In Edinburgh, for example.


And would one have scientific results rest on imaginary stuff? if they are “unreal”, does it relate to “unrealistic”? Yet the whole point of simulations is that they should mimic reality. Plus, simulations are really real to me: they do exist as, at least, as combinations of zeoes and ones in some memory storage device. It’s something you can “touch” and “see”, provided you have the right device. So they are about as real (actually, exactly as real) as the same-type data obtained by applying some inspection technique to samples collected in the field. They are actually more real than the academic institution that pays my salary (you can certainly touch and see the buildings and the staff of INRAE, but can you touch and see the institution itself? No you cannot. It only exists as a social convention. Social conventions are also real, of course, but they exist out of mutual agreement among humans, not because they are stored on a physical support).
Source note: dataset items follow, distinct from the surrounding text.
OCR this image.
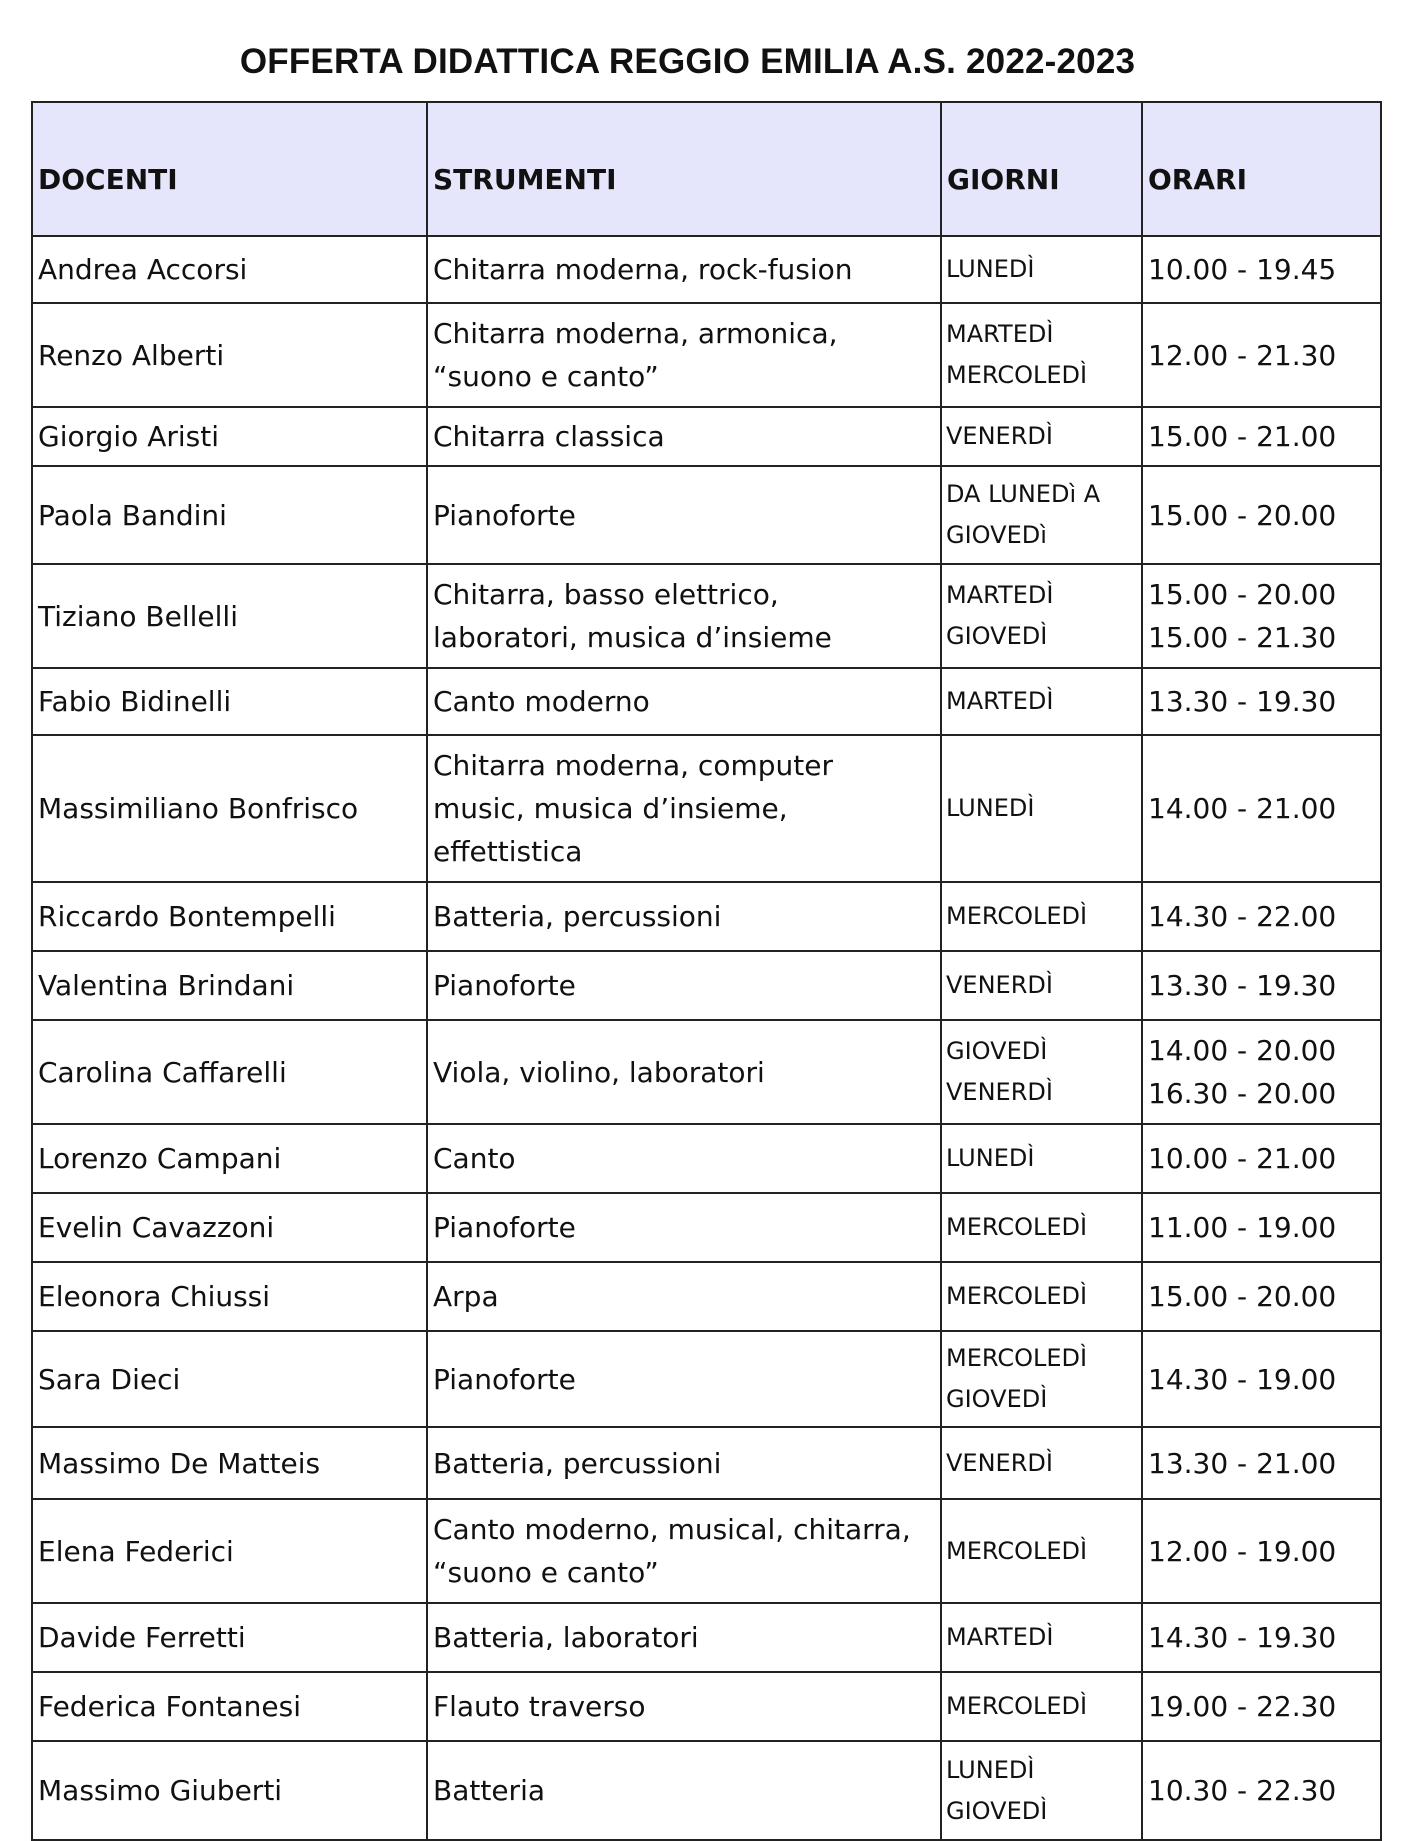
OFFERTA DIDATTICA REGGIO EMILIA A.S. 2022-2023
DOCENTI	STRUMENTI	GIORNI	ORARI
Andrea Accorsi	Chitarra moderna, rock-fusion	LUNEDÌ	10.00 - 19.45

Renzo Alberti	Chitarra moderna, armonica,
“suono e canto”	MARTEDÌ
MERCOLEDÌ	12.00 - 21.30

Giorgio Aristi	Chitarra classica	VENERDÌ	15.00 - 21.00

Paola Bandini	Pianoforte	DA LUNEDì A
GIOVEDì	15.00 - 20.00

Tiziano Bellelli	Chitarra, basso elettrico,
laboratori, musica d’insieme	MARTEDÌ
GIOVEDÌ	15.00 - 20.00
15.00 - 21.30

Fabio Bidinelli	Canto moderno	MARTEDÌ	13.30 - 19.30

Massimiliano Bonfrisco	Chitarra moderna, computer
music, musica d’insieme,
effettistica	LUNEDÌ	14.00 - 21.00

Riccardo Bontempelli	Batteria, percussioni	MERCOLEDÌ	14.30 - 22.00

Valentina Brindani	Pianoforte	VENERDÌ	13.30 - 19.30

Carolina Caffarelli	Viola, violino, laboratori	GIOVEDÌ
VENERDÌ	14.00 - 20.00
16.30 - 20.00

Lorenzo Campani	Canto	LUNEDÌ	10.00 - 21.00

Evelin Cavazzoni	Pianoforte	MERCOLEDÌ	11.00 - 19.00

Eleonora Chiussi	Arpa	MERCOLEDÌ	15.00 - 20.00

Sara Dieci	Pianoforte	MERCOLEDÌ
GIOVEDÌ	14.30 - 19.00

Massimo De Matteis	Batteria, percussioni	VENERDÌ	13.30 - 21.00

Elena Federici	Canto moderno, musical, chitarra,
“suono e canto”	MERCOLEDÌ	12.00 - 19.00

Davide Ferretti	Batteria, laboratori	MARTEDÌ	14.30 - 19.30

Federica Fontanesi	Flauto traverso	MERCOLEDÌ	19.00 - 22.30

Massimo Giuberti	Batteria	LUNEDÌ
GIOVEDÌ	10.30 - 22.30
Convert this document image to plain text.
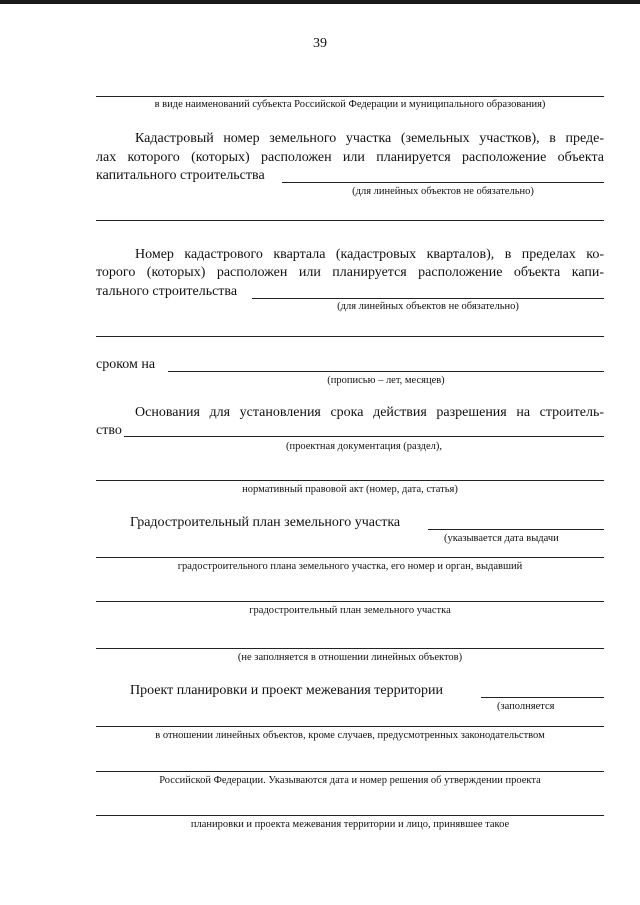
39
в виде наименований субъекта Российской Федерации и муниципального образования)
Кадастровый номер земельного участка (земельных участков), в преде-
лах которого (которых) расположен или планируется расположение объекта
капитального строительства
(для линейных объектов не обязательно)
Номер кадастрового квартала (кадастровых кварталов), в пределах ко-
торого (которых) расположен или планируется расположение объекта капи-
тального строительства
(для линейных объектов не обязательно)
сроком на
(прописью – лет, месяцев)
Основания для установления срока действия разрешения на строитель-
ство
(проектная документация (раздел),
нормативный правовой акт (номер, дата, статья)
Градостроительный план земельного участка
(указывается дата выдачи
градостроительного плана земельного участка, его номер и орган, выдавший
градостроительный план земельного участка
(не заполняется в отношении линейных объектов)
Проект планировки и проект межевания территории
(заполняется
в отношении линейных объектов, кроме случаев, предусмотренных законодательством
Российской Федерации. Указываются дата и номер решения об утверждении проекта
планировки и проекта межевания территории и лицо, принявшее такое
A proposal: theoretical vs simulated vs empirical

“Theoretical” sits on safe ground. Nobody will challenge what a theoretical expectation is. It is derived mathematically from first principles and is “unaffected” by data (it may be flawed, of course, and data may contribute to reject it; but ti does not build upon data). And, of course, a theoretical expectation is also real.

But then, how to call those things that exist in a computer and are generated inside it, without ever receiving any input from the outside world? I suggest to call them by the most natural name, even if it is not precise (see below): let us stay with simulated (if you wish to be verbose, you could say “computer-generated“). Saying you have produced a “simulated envelop” for a statistic should not be a source of shock to anyone, and it has the advantage to make it entirely clear that no field data were harmed for the production of such envelop (something that is not entirely clear if one says “empirical envelop”).

As a consequence, this leaves the good old “empirical” to things arising from the analysis of data coming from outside the machine (with the notable exception of science studying the behaviour of the machine itself. The post you’re reading belongs to a blog about forests and we will not consider this). I call “empirical” any data the natural world objects, which are the primary focus of your science, can provide you (even if you have manipulated it, as in a reciprocal transplant test). I am aware this definition also comes with drawbacks and limitations, but I reckon it to be the least worse alternative. This is the choice made by 41 examples out of 140, and I suggest to side with them.

If you want to be verbose, you can say “experiment-generated” or “observation-generated“. The [something]-generated option is certainly entirely explicit, fully clear and unambiguous. It is probably the best one, but maybe too verbose.

A posh solution: enter latin.

The computer-generated vs experiment/observation-generated alternative may benefit from some ancient tongue. We could, quite elegantly and concisely, say in silico (for things generated on a computer), and in natura for data obtained from the outer world (it could be in vivo as well, but this is locked in a pair with another opponent, in vitro, and may lead to confusion). As for making the difference, with a latin expression, between experiment and observation, I do not currently have any solution to offer, except perhaps recycling the in situ / ex situ pair, which is not entirely satisfactory.

Of course, this view of mine should be taken cum grano salis.

And very likely, the best solution will be a compromise: in medio stat virtus.